A very general Environmental Life Cycle Assessment was carried out using Energy Payback Time (EPBT) and CO2 Emissions as environmental impact indicators. The EBPT gives an idea of the sustainability of an activity, in this case the construction and operation of a PV Power System. CO2 emissions are quite topical nowadays, and are becoming a reference for environmental impact assessment.

In order to calculate these indicators is necessary to account for all the energy used and the CO2 emissions produced, directly or indirectly in the manufacturing, operation and decommissioning of the systems. It is not easy to do so. We decided to rely on data from other studies, try to estimate reliable average values and concentrate in the analysis. In these calculations, a fuel mix with a 0.35 conversion efficiency from primary energy to electricity was considered to convert electricity requirements into primary energy needs. The CO2 emissions were considered to be 0.52 kg/kWh. System Lifetime was taken as 20 years for the present technology analysis and as 25 for the 2010. We consider these figures moderate, since some PV panel manufacturers already guarantee to keep 85% of the rated output in 25 years time. Two different cases were studied:

• Residential PV (RPV): 3.5 kWp system with a roof integrated 30 degree tilt array.

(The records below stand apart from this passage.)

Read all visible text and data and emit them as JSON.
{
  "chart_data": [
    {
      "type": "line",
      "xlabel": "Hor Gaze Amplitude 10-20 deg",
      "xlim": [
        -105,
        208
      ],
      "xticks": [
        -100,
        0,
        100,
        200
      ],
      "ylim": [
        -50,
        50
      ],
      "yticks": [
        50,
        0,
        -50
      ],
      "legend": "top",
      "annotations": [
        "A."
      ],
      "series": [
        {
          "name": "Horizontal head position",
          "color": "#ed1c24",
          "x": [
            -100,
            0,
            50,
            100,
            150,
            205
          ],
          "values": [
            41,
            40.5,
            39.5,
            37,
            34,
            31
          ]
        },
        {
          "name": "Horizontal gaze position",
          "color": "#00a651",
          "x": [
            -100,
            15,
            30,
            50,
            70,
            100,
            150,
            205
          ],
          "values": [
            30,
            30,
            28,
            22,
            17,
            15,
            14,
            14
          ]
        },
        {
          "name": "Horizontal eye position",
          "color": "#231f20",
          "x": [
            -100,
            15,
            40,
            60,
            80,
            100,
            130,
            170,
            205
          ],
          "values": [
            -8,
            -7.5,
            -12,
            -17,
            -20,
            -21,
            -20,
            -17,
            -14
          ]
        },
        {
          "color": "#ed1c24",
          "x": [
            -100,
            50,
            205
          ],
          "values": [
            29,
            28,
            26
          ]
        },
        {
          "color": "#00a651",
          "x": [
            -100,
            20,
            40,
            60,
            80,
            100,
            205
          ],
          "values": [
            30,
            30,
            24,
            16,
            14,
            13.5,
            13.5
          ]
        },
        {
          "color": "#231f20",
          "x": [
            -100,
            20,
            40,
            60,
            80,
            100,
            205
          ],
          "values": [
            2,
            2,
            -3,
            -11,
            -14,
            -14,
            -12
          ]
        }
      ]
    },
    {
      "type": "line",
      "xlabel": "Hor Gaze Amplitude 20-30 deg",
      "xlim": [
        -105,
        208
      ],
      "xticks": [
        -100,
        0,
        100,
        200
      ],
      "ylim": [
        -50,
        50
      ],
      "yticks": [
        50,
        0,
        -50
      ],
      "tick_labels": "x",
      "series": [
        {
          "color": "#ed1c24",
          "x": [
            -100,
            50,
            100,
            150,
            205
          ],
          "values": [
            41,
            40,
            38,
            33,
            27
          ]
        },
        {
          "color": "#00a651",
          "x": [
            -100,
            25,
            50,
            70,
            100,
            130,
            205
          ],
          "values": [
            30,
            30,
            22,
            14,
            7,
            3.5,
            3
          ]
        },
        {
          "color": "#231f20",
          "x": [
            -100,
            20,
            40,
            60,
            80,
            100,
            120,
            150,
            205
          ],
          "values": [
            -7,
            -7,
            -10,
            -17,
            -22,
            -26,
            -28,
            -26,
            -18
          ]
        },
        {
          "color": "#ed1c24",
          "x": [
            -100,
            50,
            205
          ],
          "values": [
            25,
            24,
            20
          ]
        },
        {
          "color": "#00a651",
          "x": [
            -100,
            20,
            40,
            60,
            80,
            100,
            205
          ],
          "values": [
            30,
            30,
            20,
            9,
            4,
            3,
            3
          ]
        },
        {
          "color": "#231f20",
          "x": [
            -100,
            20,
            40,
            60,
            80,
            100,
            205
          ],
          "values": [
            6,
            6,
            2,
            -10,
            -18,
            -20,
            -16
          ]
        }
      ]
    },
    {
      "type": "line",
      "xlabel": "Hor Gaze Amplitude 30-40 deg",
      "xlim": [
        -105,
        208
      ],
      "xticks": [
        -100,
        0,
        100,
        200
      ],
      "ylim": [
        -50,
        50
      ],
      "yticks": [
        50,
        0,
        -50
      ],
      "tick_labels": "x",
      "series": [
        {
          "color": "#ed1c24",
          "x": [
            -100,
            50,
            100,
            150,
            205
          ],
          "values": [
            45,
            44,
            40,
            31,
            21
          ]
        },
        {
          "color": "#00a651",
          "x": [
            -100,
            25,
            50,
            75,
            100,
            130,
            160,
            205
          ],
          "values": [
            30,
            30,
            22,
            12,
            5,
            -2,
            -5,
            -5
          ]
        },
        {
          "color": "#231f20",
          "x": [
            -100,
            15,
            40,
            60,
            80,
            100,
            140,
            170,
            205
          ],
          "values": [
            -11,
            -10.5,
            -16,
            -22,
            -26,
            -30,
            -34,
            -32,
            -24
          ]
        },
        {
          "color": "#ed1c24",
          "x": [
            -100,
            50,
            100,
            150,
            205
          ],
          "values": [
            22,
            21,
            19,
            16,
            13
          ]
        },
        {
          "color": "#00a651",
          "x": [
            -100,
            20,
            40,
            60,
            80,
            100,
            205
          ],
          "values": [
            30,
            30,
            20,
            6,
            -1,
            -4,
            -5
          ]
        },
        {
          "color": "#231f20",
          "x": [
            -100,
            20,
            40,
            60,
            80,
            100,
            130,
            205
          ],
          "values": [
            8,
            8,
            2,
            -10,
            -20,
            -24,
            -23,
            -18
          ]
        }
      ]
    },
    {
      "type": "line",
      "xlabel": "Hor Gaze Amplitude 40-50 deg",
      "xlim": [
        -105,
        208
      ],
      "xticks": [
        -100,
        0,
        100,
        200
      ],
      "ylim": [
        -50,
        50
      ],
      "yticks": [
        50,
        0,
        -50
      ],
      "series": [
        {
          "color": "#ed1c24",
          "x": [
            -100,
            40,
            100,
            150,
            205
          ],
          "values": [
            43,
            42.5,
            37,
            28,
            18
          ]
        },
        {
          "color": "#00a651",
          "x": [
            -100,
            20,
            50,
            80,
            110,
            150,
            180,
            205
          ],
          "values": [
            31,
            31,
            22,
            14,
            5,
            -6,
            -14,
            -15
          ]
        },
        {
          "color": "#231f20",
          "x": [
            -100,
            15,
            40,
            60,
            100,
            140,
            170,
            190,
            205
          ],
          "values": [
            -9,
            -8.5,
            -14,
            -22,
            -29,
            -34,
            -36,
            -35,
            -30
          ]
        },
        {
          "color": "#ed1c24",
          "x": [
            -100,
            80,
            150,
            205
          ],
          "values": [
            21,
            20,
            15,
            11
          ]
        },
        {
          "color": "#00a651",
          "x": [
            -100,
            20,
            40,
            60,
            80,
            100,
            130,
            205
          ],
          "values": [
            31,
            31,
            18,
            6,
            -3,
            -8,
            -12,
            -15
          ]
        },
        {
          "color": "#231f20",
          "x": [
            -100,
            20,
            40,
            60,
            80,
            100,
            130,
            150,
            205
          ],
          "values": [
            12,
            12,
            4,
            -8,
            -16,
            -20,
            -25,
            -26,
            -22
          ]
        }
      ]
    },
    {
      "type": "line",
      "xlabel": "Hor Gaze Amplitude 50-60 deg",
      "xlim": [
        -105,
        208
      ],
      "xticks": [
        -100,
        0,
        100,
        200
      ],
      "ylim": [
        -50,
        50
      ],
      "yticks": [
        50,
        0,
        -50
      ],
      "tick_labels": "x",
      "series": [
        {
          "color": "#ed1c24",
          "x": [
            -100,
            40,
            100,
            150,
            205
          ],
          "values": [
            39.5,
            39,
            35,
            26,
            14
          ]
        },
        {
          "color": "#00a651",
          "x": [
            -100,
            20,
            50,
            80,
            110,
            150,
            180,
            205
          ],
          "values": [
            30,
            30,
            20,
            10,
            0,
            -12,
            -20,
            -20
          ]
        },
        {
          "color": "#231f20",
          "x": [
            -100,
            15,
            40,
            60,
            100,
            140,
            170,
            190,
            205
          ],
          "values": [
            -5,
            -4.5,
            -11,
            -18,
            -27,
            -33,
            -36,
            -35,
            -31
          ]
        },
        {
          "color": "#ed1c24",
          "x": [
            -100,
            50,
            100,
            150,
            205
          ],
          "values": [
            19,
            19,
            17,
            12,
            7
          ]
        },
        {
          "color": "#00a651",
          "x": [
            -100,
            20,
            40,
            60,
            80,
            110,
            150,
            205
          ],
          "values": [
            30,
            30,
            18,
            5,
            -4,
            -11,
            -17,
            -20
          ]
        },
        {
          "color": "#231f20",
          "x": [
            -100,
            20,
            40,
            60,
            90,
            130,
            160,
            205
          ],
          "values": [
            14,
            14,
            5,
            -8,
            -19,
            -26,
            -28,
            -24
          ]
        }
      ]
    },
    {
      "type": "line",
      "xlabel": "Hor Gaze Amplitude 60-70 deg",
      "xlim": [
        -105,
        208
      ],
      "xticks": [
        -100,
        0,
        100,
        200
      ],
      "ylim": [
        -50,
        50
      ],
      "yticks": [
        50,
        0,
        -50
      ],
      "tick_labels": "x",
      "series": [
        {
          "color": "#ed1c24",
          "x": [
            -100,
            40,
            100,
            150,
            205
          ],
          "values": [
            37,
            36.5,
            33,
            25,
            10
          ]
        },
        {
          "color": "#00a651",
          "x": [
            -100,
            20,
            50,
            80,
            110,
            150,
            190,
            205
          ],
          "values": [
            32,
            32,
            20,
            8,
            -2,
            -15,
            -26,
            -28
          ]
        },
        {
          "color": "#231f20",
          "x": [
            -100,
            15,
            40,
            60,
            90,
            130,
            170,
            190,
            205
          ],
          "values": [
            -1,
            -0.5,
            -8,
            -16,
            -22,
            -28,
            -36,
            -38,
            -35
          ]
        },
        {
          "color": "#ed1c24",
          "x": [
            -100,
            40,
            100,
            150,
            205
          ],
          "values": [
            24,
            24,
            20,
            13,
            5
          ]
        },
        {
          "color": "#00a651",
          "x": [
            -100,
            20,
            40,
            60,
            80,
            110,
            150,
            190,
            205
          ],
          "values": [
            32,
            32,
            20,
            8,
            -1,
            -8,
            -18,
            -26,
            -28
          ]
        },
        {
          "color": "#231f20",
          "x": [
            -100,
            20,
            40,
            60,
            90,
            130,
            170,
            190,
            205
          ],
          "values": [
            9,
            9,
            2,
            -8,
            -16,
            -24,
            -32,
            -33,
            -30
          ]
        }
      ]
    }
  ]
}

• Building Integrated PV (BIPV): 50 kW system with a facade integrated 90 degree tilt array.

Energy Pay-Back Time

Fig. 2. Energy Pay-Back Time of PV power systems.

CO2 emissions

Fig. 1. CO2 emissions of PV power systems.

Conclusions

The tilt of the installation directly affects the Energy Payback Time and the specific CO2 emissions, as they would other parameters which affect the power output (inverter overall efficiency, panel orientation, shading, etc.).

Emissions are dominated by the energy use during PV production. Around 95 % of this energy is electricity. From this figure is important to realise that the environmental performance of PV power systems heavily depends on the energy efficiency of PV system manufacturing and on the performance of the energy system itself, electricity production in particular. The choice of energy conversion efficiency is very important when the manufacturing and the installation of modules are performed in different countries, due to difference in the electricity supply mix.

It is important to note that differences in data related to energy requirements in PV module manufacturing are very high between different sources and manufacturers. The figures used in this analysis are average values from data given by various authors in the "Environmental Aspects of Photovoltaic Power Systems" Workshop held in Utrecht, Netherlands, in Dec 1997.